Josephine Elizabeth Butler (née Grey; 13 April 1828 – 30 December 1906) was an English campaigner for women's rights and social reform during the Victorian period. Over several decades she worked to improve women’s access to education and political representation, to remove legal disabilities imposed on married women, and to end the exploitation and sexual trafficking of young women and children.

Background

Born in 1828, Butler came from a family that valued learning and public service. In 1852 she married the clergyman and educator George Butler; the marriage and her social position provided her a platform from which to press for change. Her approach combined moral conviction with organisational skill and public campaigning.

Main campaigns

Butler’s work covered a number of interrelated causes:

  • She promoted expanded educational opportunities for women, arguing that greater schooling and professional training were essential to independence and social progress.
  • She sought legal reform to lessen the effects of coverture — the common‑law principle that subsumed a married woman’s legal identity under her husband’s — and supported measures to improve the property and legal rights of married women.
  • She was active in the movement for women’s suffrage, believing that political voice was necessary for enduring legal and social change.
  • Butler campaigned vigorously against the sexual exploitation of minors and adults. She drew public attention to the trafficking of young women and children into prostitution in Britain and on the Continent, and worked to secure protective laws and social measures to prevent such abuses.

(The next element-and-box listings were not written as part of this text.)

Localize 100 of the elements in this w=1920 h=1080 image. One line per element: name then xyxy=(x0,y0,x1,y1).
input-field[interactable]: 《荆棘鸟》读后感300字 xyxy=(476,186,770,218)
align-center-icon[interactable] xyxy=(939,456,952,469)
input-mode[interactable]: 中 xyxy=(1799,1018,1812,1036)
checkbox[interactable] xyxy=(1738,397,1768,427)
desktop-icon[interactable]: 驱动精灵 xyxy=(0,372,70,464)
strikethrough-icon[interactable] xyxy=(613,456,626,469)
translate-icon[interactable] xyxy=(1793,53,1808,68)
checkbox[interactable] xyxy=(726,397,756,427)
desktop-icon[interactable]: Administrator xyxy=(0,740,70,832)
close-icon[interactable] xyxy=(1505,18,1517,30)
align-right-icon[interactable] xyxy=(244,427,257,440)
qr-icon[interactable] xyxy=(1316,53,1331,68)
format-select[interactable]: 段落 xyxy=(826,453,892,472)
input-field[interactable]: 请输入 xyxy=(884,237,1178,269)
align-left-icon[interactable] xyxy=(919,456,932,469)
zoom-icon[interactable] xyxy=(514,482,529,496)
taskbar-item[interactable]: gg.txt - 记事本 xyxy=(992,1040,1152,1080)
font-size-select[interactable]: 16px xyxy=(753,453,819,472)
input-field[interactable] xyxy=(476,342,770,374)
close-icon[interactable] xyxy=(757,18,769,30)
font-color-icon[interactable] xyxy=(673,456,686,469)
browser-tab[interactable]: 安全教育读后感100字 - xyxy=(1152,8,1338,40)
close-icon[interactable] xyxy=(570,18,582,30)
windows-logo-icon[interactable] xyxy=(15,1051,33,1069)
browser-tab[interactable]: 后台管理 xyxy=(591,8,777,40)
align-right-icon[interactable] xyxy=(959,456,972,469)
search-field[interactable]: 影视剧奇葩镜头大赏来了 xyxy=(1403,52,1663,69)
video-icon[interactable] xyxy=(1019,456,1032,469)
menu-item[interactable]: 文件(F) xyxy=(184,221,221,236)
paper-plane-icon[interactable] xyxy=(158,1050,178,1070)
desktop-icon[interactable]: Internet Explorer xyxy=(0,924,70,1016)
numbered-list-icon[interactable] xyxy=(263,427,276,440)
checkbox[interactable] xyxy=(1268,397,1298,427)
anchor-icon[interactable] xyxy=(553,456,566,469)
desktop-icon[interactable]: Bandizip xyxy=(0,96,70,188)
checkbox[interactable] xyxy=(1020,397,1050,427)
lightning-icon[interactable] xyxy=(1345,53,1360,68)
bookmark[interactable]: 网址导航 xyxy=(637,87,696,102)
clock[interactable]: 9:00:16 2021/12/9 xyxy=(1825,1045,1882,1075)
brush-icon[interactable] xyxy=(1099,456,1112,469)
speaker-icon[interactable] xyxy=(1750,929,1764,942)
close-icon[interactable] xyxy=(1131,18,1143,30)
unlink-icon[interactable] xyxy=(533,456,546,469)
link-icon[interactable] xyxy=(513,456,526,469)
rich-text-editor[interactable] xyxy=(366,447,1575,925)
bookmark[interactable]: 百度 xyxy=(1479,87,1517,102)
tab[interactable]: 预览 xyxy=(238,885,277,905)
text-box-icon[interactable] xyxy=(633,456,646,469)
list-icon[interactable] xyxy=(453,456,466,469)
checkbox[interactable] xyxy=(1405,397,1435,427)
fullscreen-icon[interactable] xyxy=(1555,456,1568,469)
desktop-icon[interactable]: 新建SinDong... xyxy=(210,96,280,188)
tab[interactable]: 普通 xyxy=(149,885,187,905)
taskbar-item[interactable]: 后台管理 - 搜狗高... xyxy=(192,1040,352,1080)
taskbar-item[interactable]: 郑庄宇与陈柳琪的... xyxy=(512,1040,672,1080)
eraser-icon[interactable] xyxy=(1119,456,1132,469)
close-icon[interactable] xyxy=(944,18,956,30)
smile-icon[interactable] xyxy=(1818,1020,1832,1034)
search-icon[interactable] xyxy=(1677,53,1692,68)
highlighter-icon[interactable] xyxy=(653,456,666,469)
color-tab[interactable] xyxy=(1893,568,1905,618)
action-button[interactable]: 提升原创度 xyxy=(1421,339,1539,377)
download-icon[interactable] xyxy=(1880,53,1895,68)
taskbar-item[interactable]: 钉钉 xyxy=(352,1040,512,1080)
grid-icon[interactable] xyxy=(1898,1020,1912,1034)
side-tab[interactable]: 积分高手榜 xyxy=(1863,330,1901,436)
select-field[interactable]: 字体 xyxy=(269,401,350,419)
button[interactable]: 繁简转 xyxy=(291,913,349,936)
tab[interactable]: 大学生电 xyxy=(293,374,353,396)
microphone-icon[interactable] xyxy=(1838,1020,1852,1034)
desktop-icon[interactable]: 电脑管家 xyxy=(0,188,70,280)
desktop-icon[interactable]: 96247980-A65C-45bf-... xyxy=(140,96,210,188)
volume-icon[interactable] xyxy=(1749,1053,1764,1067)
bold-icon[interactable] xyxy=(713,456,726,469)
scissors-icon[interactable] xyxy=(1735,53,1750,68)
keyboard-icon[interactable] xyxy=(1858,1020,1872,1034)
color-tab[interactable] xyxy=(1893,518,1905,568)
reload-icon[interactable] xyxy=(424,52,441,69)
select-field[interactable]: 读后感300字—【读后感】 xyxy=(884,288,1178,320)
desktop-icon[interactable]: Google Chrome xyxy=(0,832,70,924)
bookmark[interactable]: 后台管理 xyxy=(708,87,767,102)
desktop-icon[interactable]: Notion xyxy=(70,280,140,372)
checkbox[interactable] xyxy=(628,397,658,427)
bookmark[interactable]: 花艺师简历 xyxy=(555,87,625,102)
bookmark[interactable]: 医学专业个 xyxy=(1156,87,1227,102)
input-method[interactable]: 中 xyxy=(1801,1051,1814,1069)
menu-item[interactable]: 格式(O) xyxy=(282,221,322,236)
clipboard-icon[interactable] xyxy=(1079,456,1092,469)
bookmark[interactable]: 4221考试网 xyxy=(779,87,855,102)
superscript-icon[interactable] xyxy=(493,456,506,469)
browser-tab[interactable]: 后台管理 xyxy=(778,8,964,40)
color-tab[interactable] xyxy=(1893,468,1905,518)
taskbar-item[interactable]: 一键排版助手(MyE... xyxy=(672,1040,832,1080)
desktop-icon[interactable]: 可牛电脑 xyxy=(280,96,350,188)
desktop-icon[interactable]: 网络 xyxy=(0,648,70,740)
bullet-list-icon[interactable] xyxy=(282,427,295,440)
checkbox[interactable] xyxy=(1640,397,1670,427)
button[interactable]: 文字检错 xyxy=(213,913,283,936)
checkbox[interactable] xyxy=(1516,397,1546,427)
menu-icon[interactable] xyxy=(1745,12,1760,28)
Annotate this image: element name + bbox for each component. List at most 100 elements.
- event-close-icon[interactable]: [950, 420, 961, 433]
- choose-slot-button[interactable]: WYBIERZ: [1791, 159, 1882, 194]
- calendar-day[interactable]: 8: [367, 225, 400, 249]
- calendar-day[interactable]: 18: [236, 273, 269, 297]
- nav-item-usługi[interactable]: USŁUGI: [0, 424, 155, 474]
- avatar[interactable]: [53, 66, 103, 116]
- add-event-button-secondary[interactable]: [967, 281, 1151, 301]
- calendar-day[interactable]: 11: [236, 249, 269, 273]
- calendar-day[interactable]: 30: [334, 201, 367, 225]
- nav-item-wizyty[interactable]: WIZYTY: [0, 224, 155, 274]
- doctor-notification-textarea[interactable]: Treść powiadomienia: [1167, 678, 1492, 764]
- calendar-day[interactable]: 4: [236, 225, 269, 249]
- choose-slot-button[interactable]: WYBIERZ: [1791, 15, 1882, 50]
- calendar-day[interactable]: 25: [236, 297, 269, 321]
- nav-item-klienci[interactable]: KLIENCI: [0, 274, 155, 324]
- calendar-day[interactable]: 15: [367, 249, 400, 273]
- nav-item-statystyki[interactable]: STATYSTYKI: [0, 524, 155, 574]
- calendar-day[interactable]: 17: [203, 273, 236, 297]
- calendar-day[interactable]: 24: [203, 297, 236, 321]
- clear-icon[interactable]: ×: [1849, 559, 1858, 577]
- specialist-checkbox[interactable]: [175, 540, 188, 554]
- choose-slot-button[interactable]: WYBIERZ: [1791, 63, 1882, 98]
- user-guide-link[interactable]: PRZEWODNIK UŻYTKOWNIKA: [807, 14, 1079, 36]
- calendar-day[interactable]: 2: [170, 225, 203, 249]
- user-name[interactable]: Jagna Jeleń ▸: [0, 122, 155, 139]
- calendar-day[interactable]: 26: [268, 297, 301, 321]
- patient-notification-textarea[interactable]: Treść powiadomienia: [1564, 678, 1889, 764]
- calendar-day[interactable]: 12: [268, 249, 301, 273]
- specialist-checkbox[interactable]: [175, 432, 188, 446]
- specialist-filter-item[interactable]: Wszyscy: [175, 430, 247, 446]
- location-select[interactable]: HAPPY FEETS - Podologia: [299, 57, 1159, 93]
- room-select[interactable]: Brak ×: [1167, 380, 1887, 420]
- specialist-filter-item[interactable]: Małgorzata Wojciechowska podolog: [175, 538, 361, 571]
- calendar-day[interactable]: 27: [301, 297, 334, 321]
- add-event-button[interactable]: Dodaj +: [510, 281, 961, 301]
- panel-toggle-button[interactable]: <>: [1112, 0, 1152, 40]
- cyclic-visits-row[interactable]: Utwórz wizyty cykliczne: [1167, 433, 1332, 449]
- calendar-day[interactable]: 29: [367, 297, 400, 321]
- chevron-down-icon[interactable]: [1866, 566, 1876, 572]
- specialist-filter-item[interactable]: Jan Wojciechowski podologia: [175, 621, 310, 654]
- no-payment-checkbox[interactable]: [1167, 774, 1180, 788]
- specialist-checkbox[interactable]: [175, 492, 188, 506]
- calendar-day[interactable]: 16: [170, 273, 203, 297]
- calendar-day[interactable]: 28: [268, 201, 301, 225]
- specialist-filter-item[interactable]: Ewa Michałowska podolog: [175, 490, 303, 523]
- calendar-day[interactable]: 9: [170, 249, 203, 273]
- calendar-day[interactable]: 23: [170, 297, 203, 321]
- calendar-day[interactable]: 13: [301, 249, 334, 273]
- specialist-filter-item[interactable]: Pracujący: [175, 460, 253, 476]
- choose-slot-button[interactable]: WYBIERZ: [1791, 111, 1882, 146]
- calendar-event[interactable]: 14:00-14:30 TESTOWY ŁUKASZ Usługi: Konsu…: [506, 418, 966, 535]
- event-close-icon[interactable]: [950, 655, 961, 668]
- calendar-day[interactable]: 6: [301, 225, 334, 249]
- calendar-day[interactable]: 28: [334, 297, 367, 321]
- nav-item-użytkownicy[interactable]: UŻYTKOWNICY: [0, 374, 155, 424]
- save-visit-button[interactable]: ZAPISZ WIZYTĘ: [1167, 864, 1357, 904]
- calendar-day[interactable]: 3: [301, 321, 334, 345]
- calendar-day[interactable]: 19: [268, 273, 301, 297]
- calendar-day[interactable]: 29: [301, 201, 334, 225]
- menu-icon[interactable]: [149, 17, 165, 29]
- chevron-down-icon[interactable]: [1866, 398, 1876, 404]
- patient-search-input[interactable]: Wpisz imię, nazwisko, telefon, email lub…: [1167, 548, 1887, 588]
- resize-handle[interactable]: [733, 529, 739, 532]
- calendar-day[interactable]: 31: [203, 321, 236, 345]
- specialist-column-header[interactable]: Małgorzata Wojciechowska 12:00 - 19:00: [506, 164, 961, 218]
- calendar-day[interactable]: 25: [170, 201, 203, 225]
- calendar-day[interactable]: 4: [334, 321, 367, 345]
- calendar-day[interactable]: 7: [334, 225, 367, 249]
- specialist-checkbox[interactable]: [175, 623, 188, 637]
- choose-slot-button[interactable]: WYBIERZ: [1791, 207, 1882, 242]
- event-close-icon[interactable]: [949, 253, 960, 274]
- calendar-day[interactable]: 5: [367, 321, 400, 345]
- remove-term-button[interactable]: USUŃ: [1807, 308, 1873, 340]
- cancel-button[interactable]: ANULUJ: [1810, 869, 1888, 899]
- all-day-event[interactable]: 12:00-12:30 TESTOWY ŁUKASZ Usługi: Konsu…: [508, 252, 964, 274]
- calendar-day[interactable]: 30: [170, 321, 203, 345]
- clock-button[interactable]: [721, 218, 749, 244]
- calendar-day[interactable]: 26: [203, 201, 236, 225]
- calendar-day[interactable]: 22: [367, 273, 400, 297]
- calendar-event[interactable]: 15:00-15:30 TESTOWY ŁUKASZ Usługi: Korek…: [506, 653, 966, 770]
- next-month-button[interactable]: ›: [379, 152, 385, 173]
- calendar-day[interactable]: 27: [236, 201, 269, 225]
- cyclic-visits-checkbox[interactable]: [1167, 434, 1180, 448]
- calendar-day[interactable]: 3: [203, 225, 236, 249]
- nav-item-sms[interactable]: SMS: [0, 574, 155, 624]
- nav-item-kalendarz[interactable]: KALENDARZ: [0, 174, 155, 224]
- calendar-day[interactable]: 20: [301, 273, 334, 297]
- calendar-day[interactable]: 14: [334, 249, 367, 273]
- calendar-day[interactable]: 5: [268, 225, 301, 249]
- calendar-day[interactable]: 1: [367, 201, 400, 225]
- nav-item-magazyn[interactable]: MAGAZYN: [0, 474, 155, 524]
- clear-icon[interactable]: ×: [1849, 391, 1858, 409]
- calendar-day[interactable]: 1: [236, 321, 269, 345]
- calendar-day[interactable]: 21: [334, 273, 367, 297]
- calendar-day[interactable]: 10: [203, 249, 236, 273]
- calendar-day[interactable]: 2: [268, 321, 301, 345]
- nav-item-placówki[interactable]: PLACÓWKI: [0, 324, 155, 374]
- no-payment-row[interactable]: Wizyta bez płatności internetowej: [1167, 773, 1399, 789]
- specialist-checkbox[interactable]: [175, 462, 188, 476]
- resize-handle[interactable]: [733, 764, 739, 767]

Public action and influence

Butler combined writing, public speaking and organisation. She helped mobilise grassroots supporters and allied with other reformers to press Parliament and local authorities for change. One of the most high‑profile elements of her activism was opposition to state measures that regulated prostitution in ways she argued were degrading to women and harmful to public morals. Her campaigns contributed to wider debates about public health, policing, and women’s civil rights in the late nineteenth century.

Legacy

Josephine Butler is remembered as a leading moral and feminist voice of her era: a reformer who linked demands for legal and educational reform with efforts to protect vulnerable women and children from sexual exploitation. Her work influenced later social legislation and helped shape the emerging women’s movement in Britain and beyond. She died in 1906, leaving a record of persistent advocacy for the dignity and legal equality of women.